Suivi des déformations des tissus morphogénétiques dans l'embryon de poulet Early

Published: October 17, 2011 doi: 10.3791/3129
Automatic Translation
1, 1, 1,2, 1,3
1Department of Biomedical Engineering, Washington University, 2Institute for Information Transmission Problems, Russian Academy of Sciences, 3Department of Mechanical Engineering and Materials Science, Washington University

Summary

Cet article décrit l'étiquetage de surface et

Abstract

Embryonic épithélium subir des déformations complexes (par exemple flexion, de torsion, le pliage et étirement) pour former les organes primitifs de l'embryon précoce. Suivi des marqueurs fiduciaires sur les surfaces de ces feuilles cellulaire est une méthode bien établie pour l'estimation des quantités morphogénétiques tels que la croissance, la contraction et de cisaillement. Cependant, toutes les techniques de marquage de surface sont facilement adaptables aux modalités d'imagerie conventionnelles et possèdent différents avantages et ses limites. Ici, nous décrivons deux méthodes de marquage et d'illustrer l'utilité de chaque technique. Dans la première méthode, des centaines de marqueurs fluorescents sont appliquées simultanément à l'embryon en utilisant des particules de fer magnétique. Ces étiquettes sont ensuite utilisés pour la quantité déformations des tissus en 2-D lors de la morphogenèse. Dans la seconde méthode, microsphères de polystyrène sont utilisés comme agents de contraste chez les non-invasive tomographie par cohérence optique (OCT) d'imagerie pour suivre les déformations des tissus en 3-D. Ces techniques ont été couronnés de succèsment mis en œuvre dans notre laboratoire pour studythe mécanismes physiques de la tête fois au début, le cœur et le développement du cerveau, et devrait être adaptable à une large processus morphogénétiques gamme.

Protocol

1. Préparation générale expérimentale

  1. Préparer un milieu de culture de tissus dans la hotte à flux laminaire.
    1. Diluer milieu Dulbecco modifié Eagle (DMEM) (bouteille de 1 L avec 4,5 g / L de glucose, bicarbonate de sodium et de L-glutamine).

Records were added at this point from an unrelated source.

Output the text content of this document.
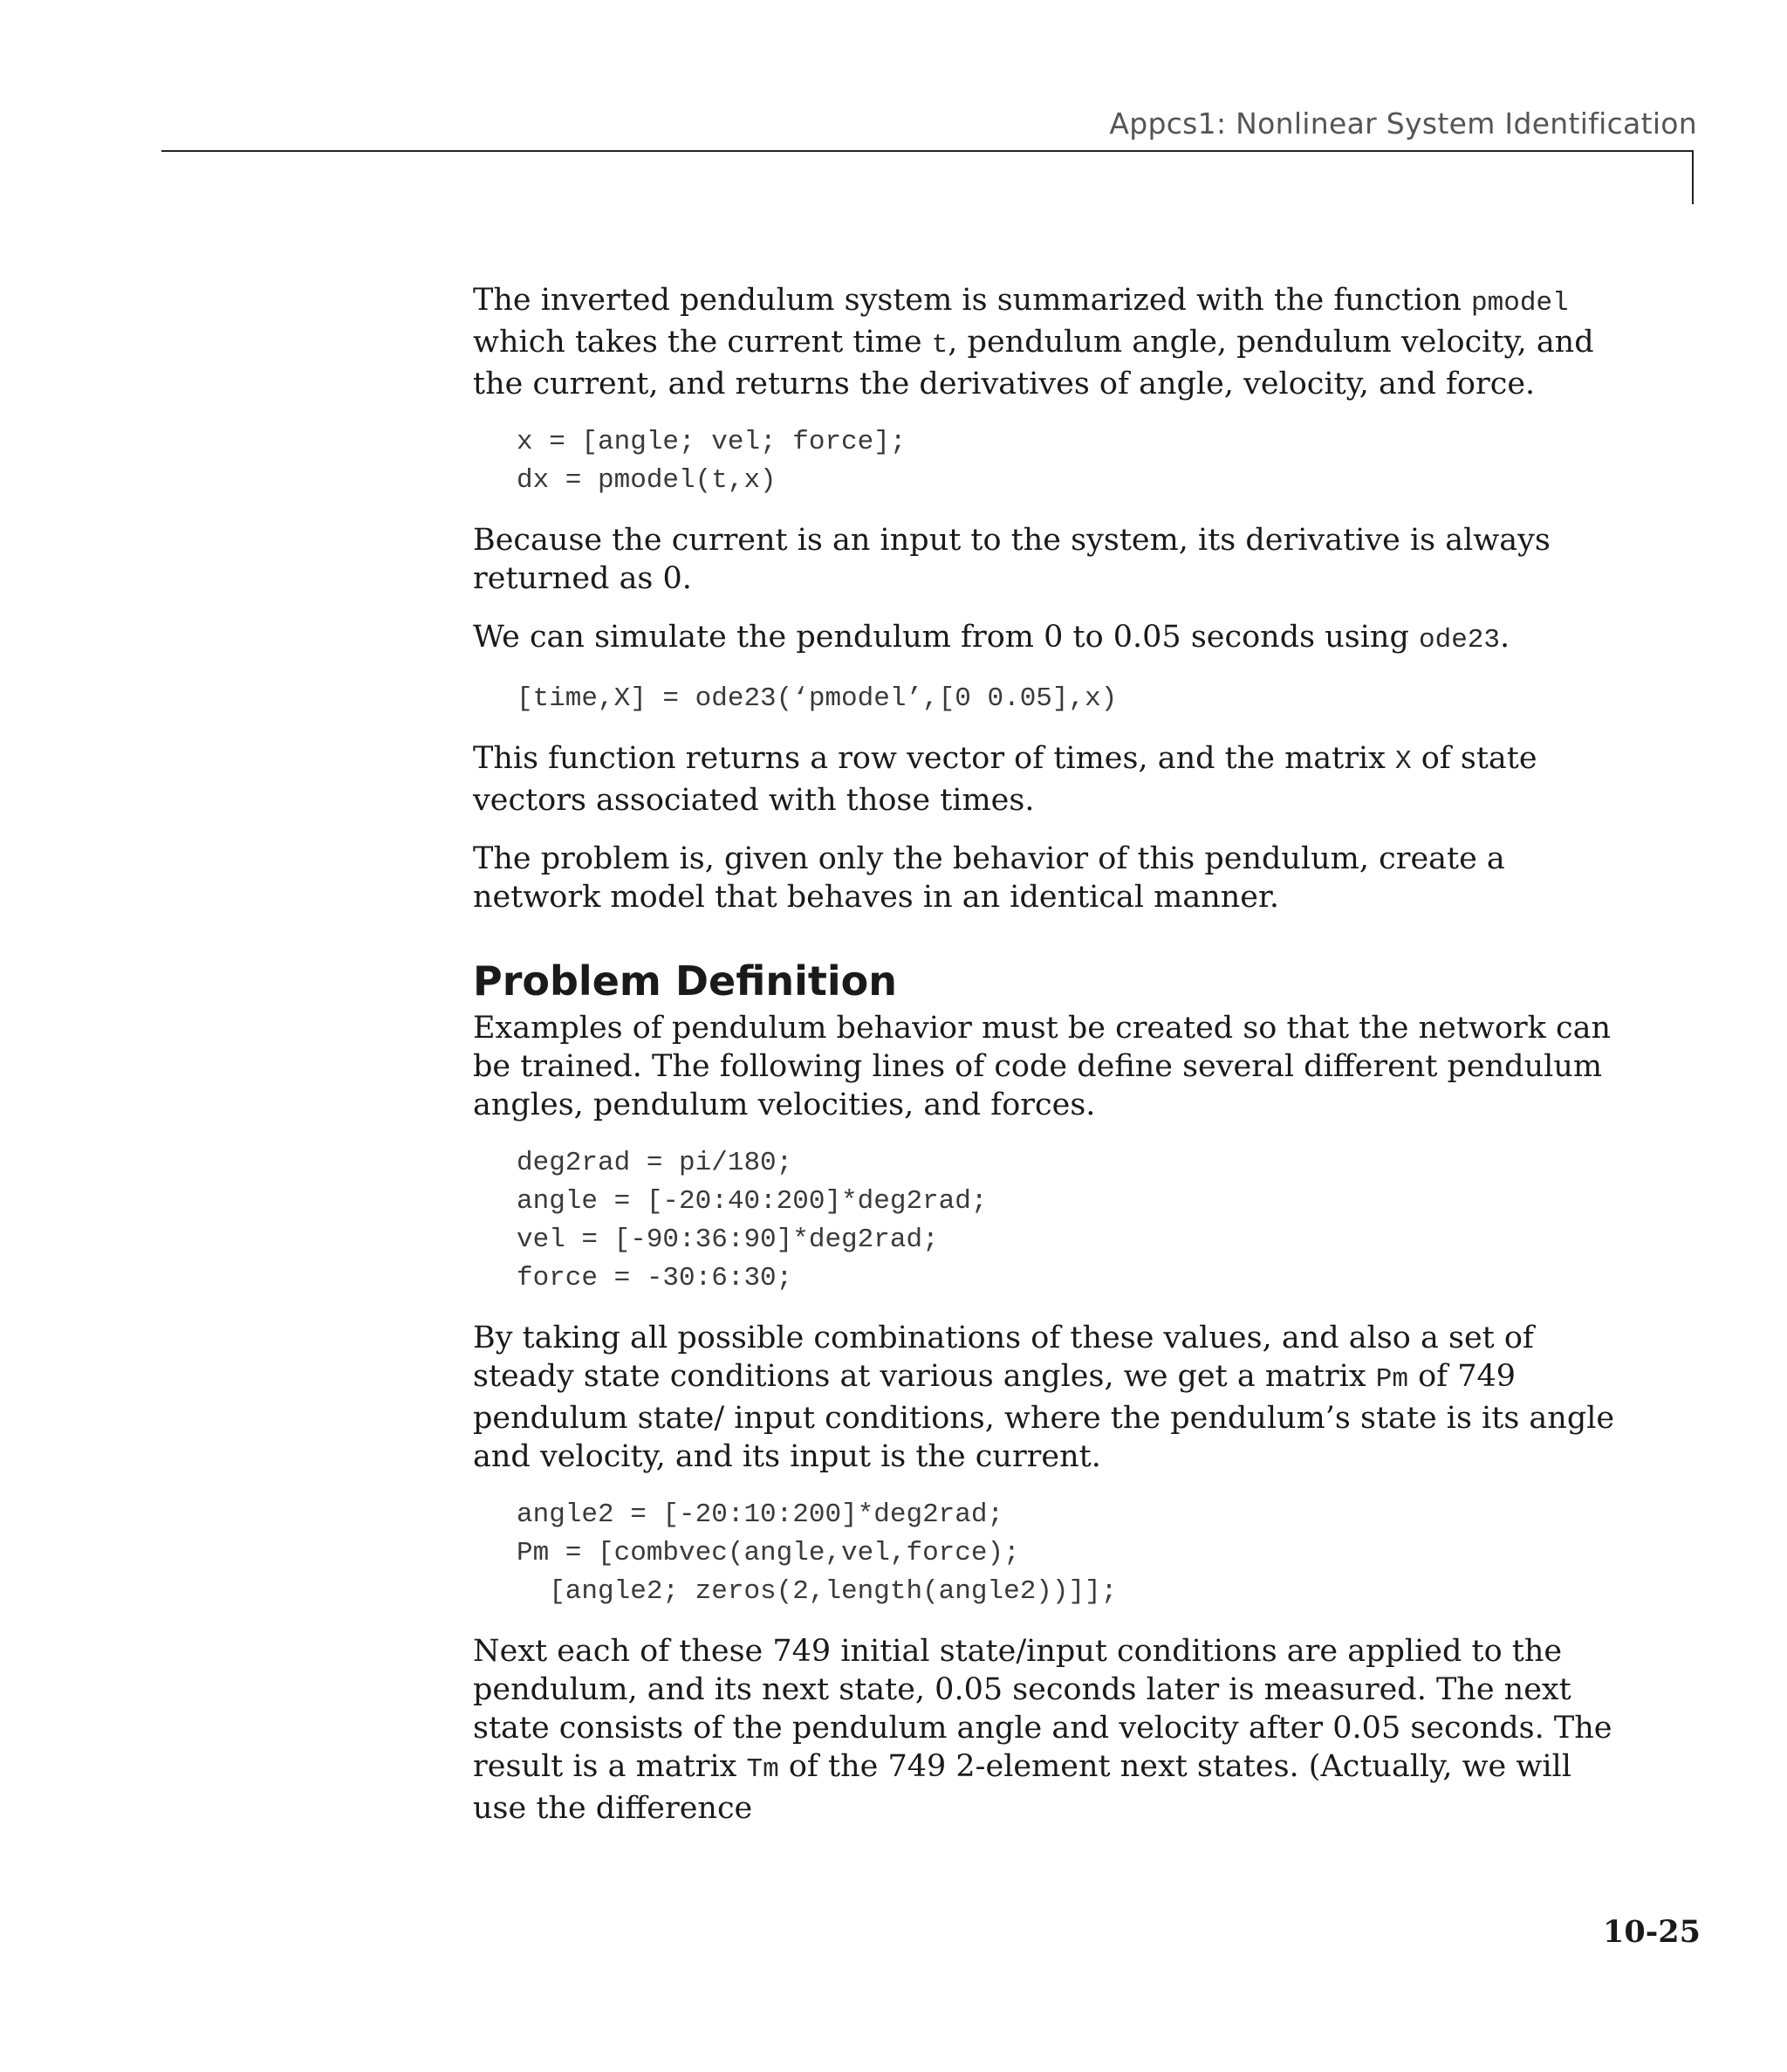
Appcs1: Nonlinear System Identification

The inverted pendulum system is summarized with the function pmodel which takes the current time t, pendulum angle, pendulum velocity, and the current, and returns the derivatives of angle, velocity, and force.

x = [angle; vel; force];
dx = pmodel(t,x)

Because the current is an input to the system, its derivative is always returned as 0.

We can simulate the pendulum from 0 to 0.05 seconds using ode23.

[time,X] = ode23(‘pmodel’,[0 0.05],x)

This function returns a row vector of times, and the matrix X of state vectors associated with those times.

The problem is, given only the behavior of this pendulum, create a network model that behaves in an identical manner.

Problem Definition

Examples of pendulum behavior must be created so that the network can be trained. The following lines of code define several different pendulum angles, pendulum velocities, and forces.

deg2rad = pi/180;
angle = [-20:40:200]*deg2rad;
vel = [-90:36:90]*deg2rad;
force = -30:6:30;

By taking all possible combinations of these values, and also a set of steady state conditions at various angles, we get a matrix Pm of 749 pendulum state/ input conditions, where the pendulum’s state is its angle and velocity, and its input is the current.

angle2 = [-20:10:200]*deg2rad;
Pm = [combvec(angle,vel,force);
[angle2; zeros(2,length(angle2))]];

Next each of these 749 initial state/input conditions are applied to the pendulum, and its next state, 0.05 seconds later is measured. The next state consists of the pendulum angle and velocity after 0.05 seconds. The result is a matrix Tm of the 749 2-element next states. (Actually, we will use the difference

10-25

Ajouter 10 ml de pénicilline / streptomycine / néomycine antibiotiques.
    2. Retirer 100 ml de DMEM avec une pipette de transfert stérile et la remplacer par 100 ml de sérum de poulet.
    3. Aliquoter le poussin DMEM/10% de sérum / antibiotiques 1% dans 15 ml stériles fioles coniques et congeler.
  2. Préparer un tampon phosphate salin (PBS) additionné de calcium et de magnésium. Mélanger 100 ml de PBS 10X, 900 ml d'eau déminéralisée, et 1 ml d'une solution concentrée de calcium et de magnésium (100 mg / mL CaCl 2 • 2H 2 O, 100mg/mL MgCl 2 • 6H 2 O).
  3. Incuber les œufs dans une orientation longitudinale au stade désiré tel que défini par Hamburger et Hamilton 1 (ie 23-25 ​​heures pour la scène HH 5, ou 42-48 Heures pour les étapes HH 11-12).
  4. Retirer les embryons de l'oeuf en utilisant la méthode du papier filtre transporteur.
    1. Crack du fond de l'œuf sur le côté du A150 mm boîte de Petri. Séparez la coquille du fond et de vider le contenu de l'œuf dans le plat.
    2. Retirez le plus épais, visqueux, l'albumine de l'œuf à l'aide des pinces émoussé.
    3. Couper des cercles de papier Whatman n ° 2 du papier filtre à 2-3 cm. de diamètre. En utilisant une seule perforation, trous de perforation dans le milieu du papier filtre. Placer l'un des anneaux de papier filtre sur le jaune d'une manière qui empêche l'embryon visible à travers le trou central dans le ring.
    4. Couper autour du diamètre extérieur du papier filtre avec microciseaux. Retirez le papier du jaune d'oeuf avec une pince fine.
    5. Rincer délicatement l'embryon dans le PBS pour éliminer les particules jaunes adhérentes. (HH5 embryons peuvent avoir besoin de tremper aussi longtemps que 15-20 minutes pour enlever le jaune résiduelle). Retirez l'assemblage du papier filtre du bain et le placer face ventrale dans un35 mm boîte de culture. Placer un anneau de papier second filtre au sommet de la première, l'embryon en sandwich entre les anneaux. Mettez un anneau de métal autour de l'extérieur du sandwich papier-filtre (≈ 1,5 à 2 cm de diamètre) pour sécuriser l'embryon.
    6. Immerger l'embryon dans le milieu de culture. Vérifiez la morphologie correcte et le stade embryonnaire, avec un microscope à champ clair.
  5. Utiliser un extracteur de pipette pour la préparation fines aiguilles de verre pointe (1,5 mm de diamètre interne) (Instruments de précision mondiale, Sarasota FL) pour les dissections ultérieures et l'étiquetage des tissus.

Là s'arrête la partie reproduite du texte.